Al cinema di solito si piange per condivisione di drammi, morti, amori distrutti o riappacificati. Situazioni scontatissime da prevedere da parte dello spettatore e che in realtà nel mio caso difficilmente riescono a portare alle lacrime. Ciò a cui non riesco a resistere invece è la nostalgia. Lo so, sto invecchiando e probabilmente male. Per assurdo, davanti alla visione di A complete unknown, film sui primi anni della carriera musicale di Bob Dylan, a colpirmi fino alle lacrime è stata una nostalgia per un periodo che non ho vissuto in realtà (in quegli anni che vanno dal 1961 al 1965 nascevo…), ma solo recuperato in seguito.
Il genio di Dylan autore che si impone in un periodo in cui il folk è musica dirompente e di rottura, di rivolta.

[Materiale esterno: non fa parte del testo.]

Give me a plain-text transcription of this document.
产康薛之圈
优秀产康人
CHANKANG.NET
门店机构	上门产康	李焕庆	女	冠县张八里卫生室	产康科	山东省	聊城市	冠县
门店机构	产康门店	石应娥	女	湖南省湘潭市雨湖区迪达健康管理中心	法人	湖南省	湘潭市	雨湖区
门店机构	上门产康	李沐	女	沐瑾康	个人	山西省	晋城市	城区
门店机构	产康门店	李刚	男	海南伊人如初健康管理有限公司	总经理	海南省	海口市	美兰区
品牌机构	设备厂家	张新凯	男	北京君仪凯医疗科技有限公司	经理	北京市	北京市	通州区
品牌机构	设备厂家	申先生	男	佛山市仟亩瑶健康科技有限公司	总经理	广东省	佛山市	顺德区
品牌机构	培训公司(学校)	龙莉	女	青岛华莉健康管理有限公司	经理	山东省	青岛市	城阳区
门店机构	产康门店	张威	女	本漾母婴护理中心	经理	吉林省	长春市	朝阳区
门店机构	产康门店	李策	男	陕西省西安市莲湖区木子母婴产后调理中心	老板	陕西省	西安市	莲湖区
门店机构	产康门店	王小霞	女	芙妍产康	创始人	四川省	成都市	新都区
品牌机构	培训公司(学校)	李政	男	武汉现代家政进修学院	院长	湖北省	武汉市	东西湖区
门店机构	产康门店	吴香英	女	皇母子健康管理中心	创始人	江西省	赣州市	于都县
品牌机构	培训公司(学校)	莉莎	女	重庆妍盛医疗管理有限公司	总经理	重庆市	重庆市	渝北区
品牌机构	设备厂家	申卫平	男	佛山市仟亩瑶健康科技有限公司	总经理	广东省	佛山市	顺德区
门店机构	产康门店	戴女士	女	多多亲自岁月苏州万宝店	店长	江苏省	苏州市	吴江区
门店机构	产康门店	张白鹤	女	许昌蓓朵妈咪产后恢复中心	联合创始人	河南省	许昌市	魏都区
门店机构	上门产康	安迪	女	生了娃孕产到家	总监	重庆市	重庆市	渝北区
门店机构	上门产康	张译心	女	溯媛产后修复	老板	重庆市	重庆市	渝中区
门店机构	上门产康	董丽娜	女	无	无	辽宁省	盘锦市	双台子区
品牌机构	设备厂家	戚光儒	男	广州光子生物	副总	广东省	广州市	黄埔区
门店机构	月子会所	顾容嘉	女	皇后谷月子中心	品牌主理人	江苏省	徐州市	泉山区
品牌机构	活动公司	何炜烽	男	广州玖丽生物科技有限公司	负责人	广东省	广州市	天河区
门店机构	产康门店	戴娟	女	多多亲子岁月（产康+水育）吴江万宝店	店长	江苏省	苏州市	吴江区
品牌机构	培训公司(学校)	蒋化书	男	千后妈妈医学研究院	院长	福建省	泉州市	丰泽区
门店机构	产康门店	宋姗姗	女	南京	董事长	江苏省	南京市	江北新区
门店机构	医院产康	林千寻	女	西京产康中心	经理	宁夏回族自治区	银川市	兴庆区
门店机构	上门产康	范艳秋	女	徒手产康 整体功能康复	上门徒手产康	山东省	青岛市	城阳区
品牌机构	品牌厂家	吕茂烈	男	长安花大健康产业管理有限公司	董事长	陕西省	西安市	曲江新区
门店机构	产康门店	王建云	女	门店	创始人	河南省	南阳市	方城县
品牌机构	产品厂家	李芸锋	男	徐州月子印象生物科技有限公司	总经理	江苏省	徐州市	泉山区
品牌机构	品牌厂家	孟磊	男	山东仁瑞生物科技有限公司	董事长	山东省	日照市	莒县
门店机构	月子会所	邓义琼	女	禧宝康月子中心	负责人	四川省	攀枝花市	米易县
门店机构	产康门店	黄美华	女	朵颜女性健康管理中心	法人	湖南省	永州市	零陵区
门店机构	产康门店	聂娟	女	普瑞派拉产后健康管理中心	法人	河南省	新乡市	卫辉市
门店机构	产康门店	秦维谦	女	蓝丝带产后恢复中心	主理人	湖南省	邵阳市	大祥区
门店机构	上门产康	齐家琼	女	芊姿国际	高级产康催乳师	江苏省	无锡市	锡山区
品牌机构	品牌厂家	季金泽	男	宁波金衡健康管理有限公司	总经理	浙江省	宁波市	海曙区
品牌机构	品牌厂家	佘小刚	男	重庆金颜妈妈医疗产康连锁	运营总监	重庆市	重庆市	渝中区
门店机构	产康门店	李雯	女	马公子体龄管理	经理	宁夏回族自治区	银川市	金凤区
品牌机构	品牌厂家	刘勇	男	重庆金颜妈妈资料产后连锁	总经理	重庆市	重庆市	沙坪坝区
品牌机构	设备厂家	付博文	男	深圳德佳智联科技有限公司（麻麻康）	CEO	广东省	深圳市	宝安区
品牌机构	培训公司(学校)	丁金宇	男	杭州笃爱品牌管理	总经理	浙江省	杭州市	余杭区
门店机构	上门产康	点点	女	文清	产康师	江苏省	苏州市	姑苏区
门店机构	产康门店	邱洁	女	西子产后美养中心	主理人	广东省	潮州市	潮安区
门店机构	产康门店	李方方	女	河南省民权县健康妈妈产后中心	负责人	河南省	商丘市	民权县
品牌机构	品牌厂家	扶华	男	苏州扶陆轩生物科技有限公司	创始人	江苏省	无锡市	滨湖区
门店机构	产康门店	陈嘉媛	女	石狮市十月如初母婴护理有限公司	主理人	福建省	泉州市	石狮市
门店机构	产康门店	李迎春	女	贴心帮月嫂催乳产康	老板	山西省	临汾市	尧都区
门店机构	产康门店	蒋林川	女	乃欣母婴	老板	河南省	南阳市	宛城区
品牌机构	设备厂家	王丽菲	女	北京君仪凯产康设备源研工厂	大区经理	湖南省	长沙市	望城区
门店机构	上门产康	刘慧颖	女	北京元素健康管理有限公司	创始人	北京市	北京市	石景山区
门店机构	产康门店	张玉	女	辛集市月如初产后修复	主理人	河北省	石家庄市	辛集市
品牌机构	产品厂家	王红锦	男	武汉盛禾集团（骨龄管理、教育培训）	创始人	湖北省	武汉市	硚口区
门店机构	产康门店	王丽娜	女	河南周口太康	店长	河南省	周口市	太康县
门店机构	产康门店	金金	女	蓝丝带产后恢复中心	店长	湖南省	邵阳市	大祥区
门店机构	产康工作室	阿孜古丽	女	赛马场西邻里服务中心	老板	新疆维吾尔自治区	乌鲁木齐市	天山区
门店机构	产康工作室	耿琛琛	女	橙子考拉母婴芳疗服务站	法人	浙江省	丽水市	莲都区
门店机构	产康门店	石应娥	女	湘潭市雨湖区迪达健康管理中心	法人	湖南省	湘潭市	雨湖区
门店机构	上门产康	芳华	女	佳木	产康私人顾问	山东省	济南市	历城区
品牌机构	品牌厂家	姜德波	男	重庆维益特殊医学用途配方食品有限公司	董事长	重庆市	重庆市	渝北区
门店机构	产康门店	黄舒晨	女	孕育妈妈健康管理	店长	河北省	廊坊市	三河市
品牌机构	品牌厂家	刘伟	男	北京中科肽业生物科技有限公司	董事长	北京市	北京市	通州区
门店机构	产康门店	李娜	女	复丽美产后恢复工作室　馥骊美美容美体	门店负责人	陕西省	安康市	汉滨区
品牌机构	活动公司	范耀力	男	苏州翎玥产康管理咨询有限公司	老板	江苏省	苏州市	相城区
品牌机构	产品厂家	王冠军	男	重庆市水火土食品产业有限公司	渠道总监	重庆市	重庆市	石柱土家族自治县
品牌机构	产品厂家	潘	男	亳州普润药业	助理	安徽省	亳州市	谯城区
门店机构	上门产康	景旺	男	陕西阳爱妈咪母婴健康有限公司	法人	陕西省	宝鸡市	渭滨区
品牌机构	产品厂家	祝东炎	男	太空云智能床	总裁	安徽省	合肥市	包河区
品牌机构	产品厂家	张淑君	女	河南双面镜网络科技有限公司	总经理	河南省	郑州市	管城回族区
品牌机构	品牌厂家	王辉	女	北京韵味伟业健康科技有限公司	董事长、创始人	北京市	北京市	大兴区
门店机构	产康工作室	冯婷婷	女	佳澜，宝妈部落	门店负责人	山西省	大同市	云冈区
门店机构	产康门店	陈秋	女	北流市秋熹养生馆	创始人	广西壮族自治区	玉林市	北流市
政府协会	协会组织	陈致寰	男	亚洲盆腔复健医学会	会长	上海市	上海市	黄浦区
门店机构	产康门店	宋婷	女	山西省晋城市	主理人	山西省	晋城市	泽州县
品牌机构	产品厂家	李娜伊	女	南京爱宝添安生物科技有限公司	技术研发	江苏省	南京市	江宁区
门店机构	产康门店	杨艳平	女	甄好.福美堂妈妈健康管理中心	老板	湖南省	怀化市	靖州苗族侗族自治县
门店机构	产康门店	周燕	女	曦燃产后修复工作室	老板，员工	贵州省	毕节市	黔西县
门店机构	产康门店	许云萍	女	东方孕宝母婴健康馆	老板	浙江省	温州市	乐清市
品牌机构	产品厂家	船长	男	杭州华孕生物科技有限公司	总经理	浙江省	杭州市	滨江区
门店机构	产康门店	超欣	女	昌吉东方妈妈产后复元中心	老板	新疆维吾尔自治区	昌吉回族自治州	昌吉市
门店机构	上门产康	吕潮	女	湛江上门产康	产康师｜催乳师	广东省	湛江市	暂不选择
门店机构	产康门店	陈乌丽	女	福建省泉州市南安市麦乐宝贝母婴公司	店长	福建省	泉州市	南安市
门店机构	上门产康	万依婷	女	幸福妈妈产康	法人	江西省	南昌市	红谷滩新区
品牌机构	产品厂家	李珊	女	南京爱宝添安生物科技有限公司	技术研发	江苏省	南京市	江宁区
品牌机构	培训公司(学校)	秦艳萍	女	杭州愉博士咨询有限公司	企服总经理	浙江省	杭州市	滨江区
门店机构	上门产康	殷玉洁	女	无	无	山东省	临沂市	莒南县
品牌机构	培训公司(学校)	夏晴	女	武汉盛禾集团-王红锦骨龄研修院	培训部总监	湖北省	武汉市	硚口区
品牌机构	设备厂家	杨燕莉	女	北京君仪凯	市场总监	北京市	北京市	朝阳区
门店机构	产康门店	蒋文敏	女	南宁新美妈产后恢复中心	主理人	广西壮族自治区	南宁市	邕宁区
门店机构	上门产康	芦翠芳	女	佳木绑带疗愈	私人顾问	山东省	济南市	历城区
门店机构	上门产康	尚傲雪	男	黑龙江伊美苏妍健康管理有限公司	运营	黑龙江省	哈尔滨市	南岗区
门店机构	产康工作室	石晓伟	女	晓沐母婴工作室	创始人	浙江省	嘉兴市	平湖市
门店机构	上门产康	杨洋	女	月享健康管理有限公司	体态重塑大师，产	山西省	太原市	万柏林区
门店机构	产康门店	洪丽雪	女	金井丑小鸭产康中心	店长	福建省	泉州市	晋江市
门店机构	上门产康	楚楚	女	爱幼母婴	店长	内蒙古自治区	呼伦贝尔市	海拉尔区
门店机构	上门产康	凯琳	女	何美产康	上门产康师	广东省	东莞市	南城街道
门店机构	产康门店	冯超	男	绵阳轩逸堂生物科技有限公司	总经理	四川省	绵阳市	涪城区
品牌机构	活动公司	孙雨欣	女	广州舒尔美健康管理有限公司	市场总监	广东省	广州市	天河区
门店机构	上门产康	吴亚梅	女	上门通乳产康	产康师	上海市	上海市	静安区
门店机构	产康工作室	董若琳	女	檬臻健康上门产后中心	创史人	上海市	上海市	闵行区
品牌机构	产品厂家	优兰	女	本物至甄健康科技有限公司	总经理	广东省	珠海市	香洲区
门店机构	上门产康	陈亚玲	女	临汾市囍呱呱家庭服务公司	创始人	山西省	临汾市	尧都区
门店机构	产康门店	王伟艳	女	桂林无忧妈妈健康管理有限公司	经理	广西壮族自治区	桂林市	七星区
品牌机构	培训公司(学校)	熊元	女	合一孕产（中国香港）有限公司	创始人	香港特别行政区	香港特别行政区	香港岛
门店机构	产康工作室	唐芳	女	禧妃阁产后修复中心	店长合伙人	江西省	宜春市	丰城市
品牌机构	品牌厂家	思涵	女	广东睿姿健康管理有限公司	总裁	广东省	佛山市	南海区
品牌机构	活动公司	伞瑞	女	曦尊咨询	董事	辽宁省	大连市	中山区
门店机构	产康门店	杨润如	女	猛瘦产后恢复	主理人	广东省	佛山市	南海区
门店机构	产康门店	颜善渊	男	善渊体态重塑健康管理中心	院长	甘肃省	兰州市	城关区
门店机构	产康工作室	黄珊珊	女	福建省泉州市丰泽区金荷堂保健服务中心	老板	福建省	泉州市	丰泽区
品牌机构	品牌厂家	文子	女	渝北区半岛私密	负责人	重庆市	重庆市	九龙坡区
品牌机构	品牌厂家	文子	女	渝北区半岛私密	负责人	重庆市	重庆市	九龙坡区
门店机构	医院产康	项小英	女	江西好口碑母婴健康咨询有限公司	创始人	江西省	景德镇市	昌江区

Le canzoni di Woody Guthrie hanno fatto la storia e lui al momento è in un ospedale malato e prossimo alla morte. Qui arriva Dylan, davanti alla star del folk Peter Seeger e a Guthrie e i due capiscono subito che hanno a che fare con il futuro del genere e oltre.
La parte che illustra le vicende personali dell’uomo Bob Dylan in realtà interessano poco. Vi sono le sue vicende sentimentali a cui non si abbandona mai realmente, la prima compagna, nel film chiamata Sylvie Russo ma che in pratica è chiaro riferimento a Suze Rotolo, colei che appare sulla copertina di The Freewheelin’, e il contrastato rapporto con Joan Baez. Ma sono vicende comuni a qualsiasi altro uomo e non sono neppure troppo approfondite. Anche della personalità di Dylan abbiamo solo qualche indicazione, fondamentalmente ciò che già si conosce (o non conosce come il titolo Un completo sconosciuto lascia intendere). Genio schivo e appartato, che si capisce con gli altri solo con la musica, per il resto è sempre contro, altro. Timidezza, presunzione? Chi lo sa. Da questo punto di vista la performance di Timothée Chalamet è sorprendente e immersiva.
Ma allora cos’è che fa di A complete unknown un bellissimo film? E’ la parte musicale (nel film si cantano numerosissime canzoni di Dylan ma anche di Baez, Seeger, Cash, Guthrie…) che fa rimestare lo stomaco di chi in quella musica e in quelle parole trovava speranza per il futuro e per un mondo più giusto; parte musicale che diventa politica quando Dylan, accortosi di quanto il milieu del folk stesse girando su se stesso e diventando a tutti gli effetti “conservatore”, sulla spinta dei Kinks e del British rock, dà una svolta clamorosa alla sua carriera e all’ambiente musicale tutto con canzoni di rock elettronico, scombussolando i presenti al festival folk di Newport.
Alcuni passaggi sono da brividi, gli attori tutti adeguati ed è un film che ridà speranza perché si torni con l’arte e con la musica a smuovere le coscienze, a sognare un futuro diverso, a ribaltare uno status quo mondiale che impone il suo standard e più che rabbia indirizzata male non riesce a produrre. (voto 7+)
Kodak, la rivista Time, Sony, bottiglie di Bud, Garden Club schnaps, Coca cola e la Triumph, la moto amata da Dylan, nel product placement del film.